Domaine de la Butte, 2017 Update
Continuing my assault on various red wine domaines of the Loire Valley, spurred on by top quality in the 2015 vintage (with some excellent wines in 2014 and also 2016, I think), I come now to Domaine de la Butte. This is an extraordinarily reliable name, the estate run by Jacky Blot (pictured) who is perhaps better known for his work in Montlouis, at Domaine de la Taille aux Loups.

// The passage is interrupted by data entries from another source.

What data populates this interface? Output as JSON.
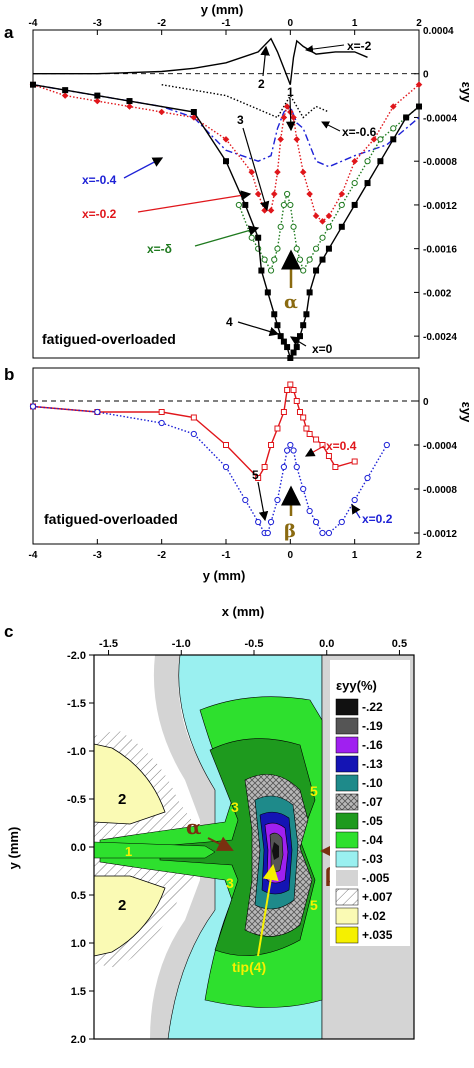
{
  "panels": {
    "a": "a",
    "b": "b",
    "c": "c"
  },
  "colors": {
    "black": "#000000",
    "red": "#e0161b",
    "blue": "#1e22d6",
    "green": "#1f7a1f",
    "brown": "#8a6a10"
  },
  "chart_data": [
    {
      "id": "a",
      "type": "line",
      "xlabel": "y (mm)",
      "ylabel": "εyy",
      "xlim": [
        -4,
        2
      ],
      "ylim": [
        -0.0026,
        0.0004
      ],
      "x_ticks": [
        "-4",
        "-3",
        "-2",
        "-1",
        "0",
        "1",
        "2"
      ],
      "y_ticks": [
        "0.0004",
        "0",
        "-0.0004",
        "-0.0008",
        "-0.0012",
        "-0.0016",
        "-0.002",
        "-0.0024"
      ],
      "y_tick_values": [
        0.0004,
        0,
        -0.0004,
        -0.0008,
        -0.0012,
        -0.0016,
        -0.002,
        -0.0024
      ],
      "annotation": "fatigued-overloaded",
      "series": [
        {
          "name": "x=-2",
          "color": "black",
          "marker": "none",
          "style": "solid",
          "x": [
            -4,
            -3,
            -2,
            -1.5,
            -1,
            -0.5,
            -0.3,
            -0.2,
            -0.1,
            0,
            0.05,
            0.1,
            0.2,
            0.4,
            0.7,
            1,
            1.2
          ],
          "y": [
            0,
            0,
            2e-05,
            5e-05,
            0.0001,
            0.0002,
            0.00032,
            0.0002,
            5e-05,
            -0.0001,
            0.00015,
            0.0003,
            0.00025,
            0.00018,
            0.0002,
            0.0002,
            0.00015
          ]
        },
        {
          "name": "x=-0.6",
          "color": "black",
          "marker": "none",
          "style": "dotted",
          "x": [
            -2,
            -1.5,
            -1,
            -0.6,
            -0.4,
            -0.2,
            -0.1,
            0,
            0.1,
            0.2,
            0.4,
            0.6
          ],
          "y": [
            -0.0001,
            -0.00015,
            -0.0002,
            -0.0003,
            -0.00035,
            -0.0004,
            -0.0003,
            -0.0002,
            -0.0003,
            -0.0004,
            -0.0003,
            -0.00035
          ]
        },
        {
          "name": "x=-0.4",
          "color": "blue",
          "marker": "none",
          "style": "dashdot",
          "x": [
            -4,
            -3,
            -2,
            -1.5,
            -1,
            -0.5,
            -0.3,
            -0.2,
            -0.1,
            0,
            0.1,
            0.2,
            0.4,
            0.6,
            1,
            1.5,
            2
          ],
          "y": [
            -0.0001,
            -0.0002,
            -0.0003,
            -0.0004,
            -0.0007,
            -0.0008,
            -0.00075,
            -0.0005,
            -0.00035,
            -0.0003,
            -0.00045,
            -0.0005,
            -0.0008,
            -0.00085,
            -0.00075,
            -0.00065,
            -0.0004
          ]
        },
        {
          "name": "x=-0.2",
          "color": "red",
          "marker": "diamond",
          "style": "dotted",
          "x": [
            -4,
            -3.5,
            -3,
            -2.5,
            -2,
            -1.5,
            -1,
            -0.6,
            -0.5,
            -0.4,
            -0.3,
            -0.25,
            -0.2,
            -0.15,
            -0.1,
            -0.05,
            0,
            0.05,
            0.1,
            0.2,
            0.3,
            0.4,
            0.5,
            0.6,
            0.8,
            1,
            1.3,
            1.6,
            2
          ],
          "y": [
            -0.0001,
            -0.0002,
            -0.00025,
            -0.0003,
            -0.00035,
            -0.0004,
            -0.0006,
            -0.0009,
            -0.0011,
            -0.00125,
            -0.00125,
            -0.0011,
            -0.0009,
            -0.0006,
            -0.0004,
            -0.0003,
            -0.00035,
            -0.0004,
            -0.0006,
            -0.0009,
            -0.0011,
            -0.0013,
            -0.00135,
            -0.0013,
            -0.0011,
            -0.0008,
            -0.0006,
            -0.0003,
            -0.0001
          ]
        },
        {
          "name": "x=-δ",
          "color": "green",
          "marker": "circle",
          "style": "dotted",
          "x": [
            -0.8,
            -0.6,
            -0.5,
            -0.4,
            -0.3,
            -0.25,
            -0.2,
            -0.15,
            -0.1,
            -0.05,
            0,
            0.05,
            0.1,
            0.15,
            0.2,
            0.3,
            0.4,
            0.5,
            0.6,
            0.8,
            1,
            1.2,
            1.4,
            1.6,
            1.8,
            2
          ],
          "y": [
            -0.0012,
            -0.0015,
            -0.0016,
            -0.0017,
            -0.0018,
            -0.0017,
            -0.0016,
            -0.0014,
            -0.0012,
            -0.0011,
            -0.0012,
            -0.0014,
            -0.0016,
            -0.0017,
            -0.0018,
            -0.0017,
            -0.0016,
            -0.0015,
            -0.0014,
            -0.0012,
            -0.001,
            -0.0008,
            -0.0006,
            -0.0005,
            -0.0004,
            -0.0003
          ]
        },
        {
          "name": "x=0",
          "color": "black",
          "marker": "square",
          "style": "solid",
          "x": [
            -4,
            -3.5,
            -3,
            -2.5,
            -1.5,
            -1,
            -0.7,
            -0.5,
            -0.45,
            -0.35,
            -0.25,
            -0.2,
            -0.15,
            -0.1,
            -0.05,
            0,
            0.05,
            0.1,
            0.15,
            0.2,
            0.25,
            0.3,
            0.4,
            0.5,
            0.6,
            0.8,
            1,
            1.2,
            1.4,
            1.6,
            1.8,
            2
          ],
          "y": [
            -0.0001,
            -0.00015,
            -0.0002,
            -0.00025,
            -0.00035,
            -0.0008,
            -0.0012,
            -0.0015,
            -0.0018,
            -0.002,
            -0.0022,
            -0.0023,
            -0.0024,
            -0.00245,
            -0.0025,
            -0.0026,
            -0.00255,
            -0.0025,
            -0.0024,
            -0.0023,
            -0.0022,
            -0.002,
            -0.0018,
            -0.0017,
            -0.0016,
            -0.0014,
            -0.0012,
            -0.001,
            -0.0008,
            -0.0006,
            -0.0004,
            -0.0003
          ]
        }
      ],
      "labels": [
        "1",
        "2",
        "3",
        "4"
      ],
      "arrow_label": "α"
    },
    {
      "id": "b",
      "type": "line",
      "xlabel": "y (mm)",
      "ylabel": "εyy",
      "xlim": [
        -4,
        2
      ],
      "ylim": [
        -0.0013,
        0.0003
      ],
      "x_ticks": [
        "-4",
        "-3",
        "-2",
        "-1",
        "0",
        "1",
        "2"
      ],
      "y_ticks": [
        "0",
        "-0.0004",
        "-0.0008",
        "-0.0012"
      ],
      "y_tick_values": [
        0,
        -0.0004,
        -0.0008,
        -0.0012
      ],
      "annotation": "fatigued-overloaded",
      "series": [
        {
          "name": "x=0.4",
          "color": "red",
          "marker": "square",
          "style": "solid",
          "x": [
            -4,
            -3,
            -2,
            -1.5,
            -1,
            -0.5,
            -0.4,
            -0.3,
            -0.2,
            -0.1,
            -0.05,
            0,
            0.05,
            0.1,
            0.15,
            0.2,
            0.25,
            0.3,
            0.4,
            0.5,
            0.6,
            0.7,
            1
          ],
          "y": [
            -5e-05,
            -0.0001,
            -0.0001,
            -0.00015,
            -0.0004,
            -0.0007,
            -0.0006,
            -0.0004,
            -0.00025,
            -0.0001,
            0.0001,
            0.00015,
            0.0001,
            0,
            -0.0001,
            -0.00015,
            -0.00025,
            -0.0003,
            -0.00035,
            -0.0004,
            -0.0005,
            -0.0006,
            -0.00055
          ]
        },
        {
          "name": "x=0.2",
          "color": "blue",
          "marker": "circle",
          "style": "dotted",
          "x": [
            -4,
            -3,
            -2,
            -1.5,
            -1,
            -0.7,
            -0.5,
            -0.4,
            -0.35,
            -0.3,
            -0.2,
            -0.1,
            -0.05,
            0,
            0.05,
            0.1,
            0.2,
            0.3,
            0.4,
            0.5,
            0.6,
            0.8,
            1,
            1.2,
            1.5
          ],
          "y": [
            -5e-05,
            -0.0001,
            -0.0002,
            -0.0003,
            -0.0006,
            -0.0009,
            -0.0011,
            -0.0012,
            -0.0012,
            -0.0011,
            -0.0009,
            -0.0006,
            -0.00045,
            -0.0004,
            -0.00045,
            -0.0006,
            -0.0008,
            -0.001,
            -0.0011,
            -0.0012,
            -0.0012,
            -0.0011,
            -0.0009,
            -0.0007,
            -0.0004
          ]
        }
      ],
      "labels": [
        "5"
      ],
      "arrow_label": "β"
    },
    {
      "id": "c",
      "type": "heatmap",
      "xlabel": "x (mm)",
      "ylabel": "y (mm)",
      "xlim": [
        -1.5,
        0.5
      ],
      "ylim": [
        -2.0,
        2.0
      ],
      "x_ticks": [
        "-1.5",
        "-1.0",
        "-0.5",
        "0.0",
        "0.5"
      ],
      "y_ticks": [
        "-2.0",
        "-1.5",
        "-1.0",
        "-0.5",
        "0.0",
        "0.5",
        "1.0",
        "1.5",
        "2.0"
      ],
      "legend_title": "εyy(%)",
      "legend": [
        {
          "label": "-.22",
          "color": "#111111"
        },
        {
          "label": "-.19",
          "color": "#555555"
        },
        {
          "label": "-.16",
          "color": "#a020f0"
        },
        {
          "label": "-.13",
          "color": "#1414b4"
        },
        {
          "label": "-.10",
          "color": "#1e8a8a"
        },
        {
          "label": "-.07",
          "color": "#b0b0b0"
        },
        {
          "label": "-.05",
          "color": "#1e9a1e"
        },
        {
          "label": "-.04",
          "color": "#2ee02e"
        },
        {
          "label": "-.03",
          "color": "#9af0f0"
        },
        {
          "label": "-.005",
          "color": "#d4d4d4"
        },
        {
          "label": "+.007",
          "color": "#ffffff"
        },
        {
          "label": "+.02",
          "color": "#fafab4"
        },
        {
          "label": "+.035",
          "color": "#f5f000"
        }
      ],
      "region_labels": {
        "r1": "1",
        "r2a": "2",
        "r2b": "2",
        "r3a": "3",
        "r3b": "3",
        "r5a": "5",
        "r5b": "5",
        "tip": "tip(4)",
        "alpha": "α",
        "beta": "β"
      }
    }
  ]
}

His success in part is down to his meticulous approach to the fruit at harvest-time, hand-picking, sorting over a table de tri, destemming and then with the option to sort again, all in the vines, before the fruit drops down into the troglodytic cellars below, descending in a chute tunnelled through the rock. While the approach might not sound particularly 21st-century, it is surprising how many domaines in the Loire Valley take a more relaxed view to sorting.
The Wines
Jacky and his son Jean-Philippe poured a quartet of wines from the 2015 vintage, and there was something of value in all of them. There was little to distinguish between the 2015 Pied de la Butte and the 2015 Haut de la Butte, the cuvées from the foot and summit of the slope respectively, both wines showing supple substance, keen structure and very classic Cabernet Franc perfume, with notes of sweetpea, violet and pencil shavings. Indeed, these floral and perfumed aromatics were carried through into the more upmarket cuvées, the superior 2015 Perrières and the excellent 2015 Mi-Pente, the former from a famed lieu-dit, the latter the mid-slope counterpoint to the first two cuvées. The difference here was the added bonuses of texture, substance and structure.